We observe that $|M_2({\Bbb{Z}}_2)|=2^4$.
Now let's define Y to be the set of all non-zero elements of ${\Bbb{Z}}_2\times {\Bbb{Z}}_2$
$Y = [y_1,y_2,y_3]$
Where:
$$ y1= \begin{pmatrix} 1\\ 0\\ \end{pmatrix} $$
$$ y2 = \begin{pmatrix} 0\\ 1\\ \end{pmatrix} $$
$$ y3= \begin{pmatrix} 1\\ 1\\ \end{pmatrix} $$
Observe that $GL_2({\Bbb{Z}}_2)$ acts on Y via the function $GL_2({\Bbb{Z}}_2)\times Y\to Y$ given by $(C,y)\mapsto C_y$ where $C_y$ denotes the products of the matrices.
Consider $\gamma:GL_2({\Bbb{Z}}_2)\to S_3$ corresponding to this action.
Here, $Y\mapsto\{1,2,3\}$ by $y\mapsto i$, we identify $S_y$ with the symmetric group $S_3$
To start, I found the elements of $GL_2({\Bbb{Z}}_2)$ which contains $6$ elements which are $2\times 2$ matrices with determinants of non-zero.
I am then told to write down for each $C\in GL_2({\Bbb{Z}}_2)$, the element of $\gamma(C)$ of $S_3$ in which I have to write down as cycle notation.

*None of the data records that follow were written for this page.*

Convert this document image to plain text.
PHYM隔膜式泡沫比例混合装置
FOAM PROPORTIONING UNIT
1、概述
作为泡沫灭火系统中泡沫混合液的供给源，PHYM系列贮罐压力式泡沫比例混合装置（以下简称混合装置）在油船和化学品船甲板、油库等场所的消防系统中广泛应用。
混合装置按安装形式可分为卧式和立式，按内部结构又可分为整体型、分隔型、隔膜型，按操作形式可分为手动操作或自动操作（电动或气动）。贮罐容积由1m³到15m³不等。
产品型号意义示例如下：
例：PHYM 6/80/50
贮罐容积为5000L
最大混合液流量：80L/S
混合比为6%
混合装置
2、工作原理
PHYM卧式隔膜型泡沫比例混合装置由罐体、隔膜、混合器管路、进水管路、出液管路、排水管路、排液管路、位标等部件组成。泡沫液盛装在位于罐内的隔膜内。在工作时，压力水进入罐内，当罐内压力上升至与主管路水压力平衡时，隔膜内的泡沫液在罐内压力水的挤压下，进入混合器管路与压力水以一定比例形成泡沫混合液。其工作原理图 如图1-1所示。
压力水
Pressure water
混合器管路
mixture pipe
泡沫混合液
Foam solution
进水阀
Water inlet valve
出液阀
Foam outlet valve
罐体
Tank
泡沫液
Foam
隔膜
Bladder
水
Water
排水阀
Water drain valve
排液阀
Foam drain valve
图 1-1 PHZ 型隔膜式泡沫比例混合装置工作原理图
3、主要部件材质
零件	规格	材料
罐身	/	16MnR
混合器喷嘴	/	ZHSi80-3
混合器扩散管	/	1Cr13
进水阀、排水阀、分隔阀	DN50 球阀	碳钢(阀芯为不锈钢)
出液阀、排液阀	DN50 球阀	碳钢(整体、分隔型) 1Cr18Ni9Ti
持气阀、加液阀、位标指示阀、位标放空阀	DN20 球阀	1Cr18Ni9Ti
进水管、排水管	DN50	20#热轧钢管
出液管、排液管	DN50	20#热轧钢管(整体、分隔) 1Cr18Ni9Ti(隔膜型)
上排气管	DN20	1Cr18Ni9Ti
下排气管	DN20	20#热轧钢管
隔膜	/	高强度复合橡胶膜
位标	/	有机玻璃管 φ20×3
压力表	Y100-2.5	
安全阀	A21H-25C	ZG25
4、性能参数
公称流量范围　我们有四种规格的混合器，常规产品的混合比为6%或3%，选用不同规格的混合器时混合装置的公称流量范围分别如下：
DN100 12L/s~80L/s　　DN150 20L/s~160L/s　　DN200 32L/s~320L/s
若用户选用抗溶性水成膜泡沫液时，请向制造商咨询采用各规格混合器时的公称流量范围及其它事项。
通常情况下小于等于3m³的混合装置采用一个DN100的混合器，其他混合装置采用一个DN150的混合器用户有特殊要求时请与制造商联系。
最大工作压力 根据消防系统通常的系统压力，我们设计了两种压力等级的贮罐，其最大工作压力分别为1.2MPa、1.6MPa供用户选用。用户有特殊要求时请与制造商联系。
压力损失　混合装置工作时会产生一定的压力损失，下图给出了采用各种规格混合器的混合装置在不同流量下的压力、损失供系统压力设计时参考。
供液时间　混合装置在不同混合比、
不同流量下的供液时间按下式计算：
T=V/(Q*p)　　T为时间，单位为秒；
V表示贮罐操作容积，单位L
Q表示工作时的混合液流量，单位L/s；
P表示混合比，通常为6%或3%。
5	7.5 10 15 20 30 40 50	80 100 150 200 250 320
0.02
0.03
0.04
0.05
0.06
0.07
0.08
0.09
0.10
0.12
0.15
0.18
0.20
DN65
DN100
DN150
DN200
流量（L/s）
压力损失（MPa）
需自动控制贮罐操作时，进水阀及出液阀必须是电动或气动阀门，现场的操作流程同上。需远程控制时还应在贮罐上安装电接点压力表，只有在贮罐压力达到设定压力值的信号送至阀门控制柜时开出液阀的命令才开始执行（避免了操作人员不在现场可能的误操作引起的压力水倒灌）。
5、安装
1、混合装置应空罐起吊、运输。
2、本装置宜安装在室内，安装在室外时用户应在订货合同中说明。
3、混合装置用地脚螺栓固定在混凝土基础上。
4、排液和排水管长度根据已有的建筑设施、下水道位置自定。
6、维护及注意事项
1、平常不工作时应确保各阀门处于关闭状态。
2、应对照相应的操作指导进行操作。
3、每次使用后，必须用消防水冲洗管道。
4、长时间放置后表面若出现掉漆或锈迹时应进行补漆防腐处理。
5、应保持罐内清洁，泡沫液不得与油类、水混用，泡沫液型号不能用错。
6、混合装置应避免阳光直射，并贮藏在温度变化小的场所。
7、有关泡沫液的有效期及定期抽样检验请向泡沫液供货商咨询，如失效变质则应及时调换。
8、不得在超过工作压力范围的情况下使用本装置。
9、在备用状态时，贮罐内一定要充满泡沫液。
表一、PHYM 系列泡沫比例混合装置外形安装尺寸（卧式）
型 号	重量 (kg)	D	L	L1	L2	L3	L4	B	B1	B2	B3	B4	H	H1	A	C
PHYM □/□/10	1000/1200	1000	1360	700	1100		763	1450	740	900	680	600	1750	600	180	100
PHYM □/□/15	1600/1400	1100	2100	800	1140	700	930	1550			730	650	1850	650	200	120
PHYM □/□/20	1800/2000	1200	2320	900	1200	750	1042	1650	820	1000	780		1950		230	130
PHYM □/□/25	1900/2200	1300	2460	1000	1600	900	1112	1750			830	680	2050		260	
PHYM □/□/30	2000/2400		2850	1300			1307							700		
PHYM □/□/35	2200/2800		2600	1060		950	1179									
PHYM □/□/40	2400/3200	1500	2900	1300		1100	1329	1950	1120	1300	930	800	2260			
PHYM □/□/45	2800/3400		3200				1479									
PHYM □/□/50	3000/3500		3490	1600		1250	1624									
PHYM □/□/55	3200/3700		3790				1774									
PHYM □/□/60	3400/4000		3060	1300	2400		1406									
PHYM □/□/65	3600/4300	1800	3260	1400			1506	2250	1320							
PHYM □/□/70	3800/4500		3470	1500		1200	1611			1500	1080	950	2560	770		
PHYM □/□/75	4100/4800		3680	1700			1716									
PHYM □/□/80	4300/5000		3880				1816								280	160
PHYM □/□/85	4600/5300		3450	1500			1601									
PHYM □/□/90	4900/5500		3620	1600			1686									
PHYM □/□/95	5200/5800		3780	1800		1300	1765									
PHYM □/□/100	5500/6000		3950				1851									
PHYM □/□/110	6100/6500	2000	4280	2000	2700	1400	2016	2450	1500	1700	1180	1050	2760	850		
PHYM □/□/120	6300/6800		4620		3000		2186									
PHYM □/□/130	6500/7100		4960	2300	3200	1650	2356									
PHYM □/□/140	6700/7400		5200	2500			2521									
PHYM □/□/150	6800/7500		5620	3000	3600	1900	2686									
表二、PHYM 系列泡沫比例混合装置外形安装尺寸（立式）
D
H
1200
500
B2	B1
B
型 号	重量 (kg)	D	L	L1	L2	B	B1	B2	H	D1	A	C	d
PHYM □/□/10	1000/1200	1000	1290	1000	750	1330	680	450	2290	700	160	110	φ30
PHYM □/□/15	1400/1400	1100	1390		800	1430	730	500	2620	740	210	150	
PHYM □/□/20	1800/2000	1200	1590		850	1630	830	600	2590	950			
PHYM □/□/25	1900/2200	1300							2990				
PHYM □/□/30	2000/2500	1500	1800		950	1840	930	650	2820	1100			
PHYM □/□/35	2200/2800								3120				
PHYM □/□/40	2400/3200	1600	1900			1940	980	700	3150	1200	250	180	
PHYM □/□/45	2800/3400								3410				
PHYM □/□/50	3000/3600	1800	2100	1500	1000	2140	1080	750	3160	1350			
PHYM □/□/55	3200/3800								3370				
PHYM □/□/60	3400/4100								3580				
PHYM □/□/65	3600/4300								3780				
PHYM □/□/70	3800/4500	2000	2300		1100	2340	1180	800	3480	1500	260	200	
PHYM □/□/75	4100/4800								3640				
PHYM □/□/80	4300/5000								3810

How am I supposed to do this?
And then next, I am to explain why $\gamma$ is an isomorphism from the group $GL_2({\Bbb{Z}}_2)$ onto the group $S_3$.
My explanation for this is that there exists two elements of the group in which it shows non-abelian and we know that $S_3$ is non-abelian, therefore isomorphism.
I feel as is if my explanation isn't enough, could someone also elaborate? Or am I right?
Thank you!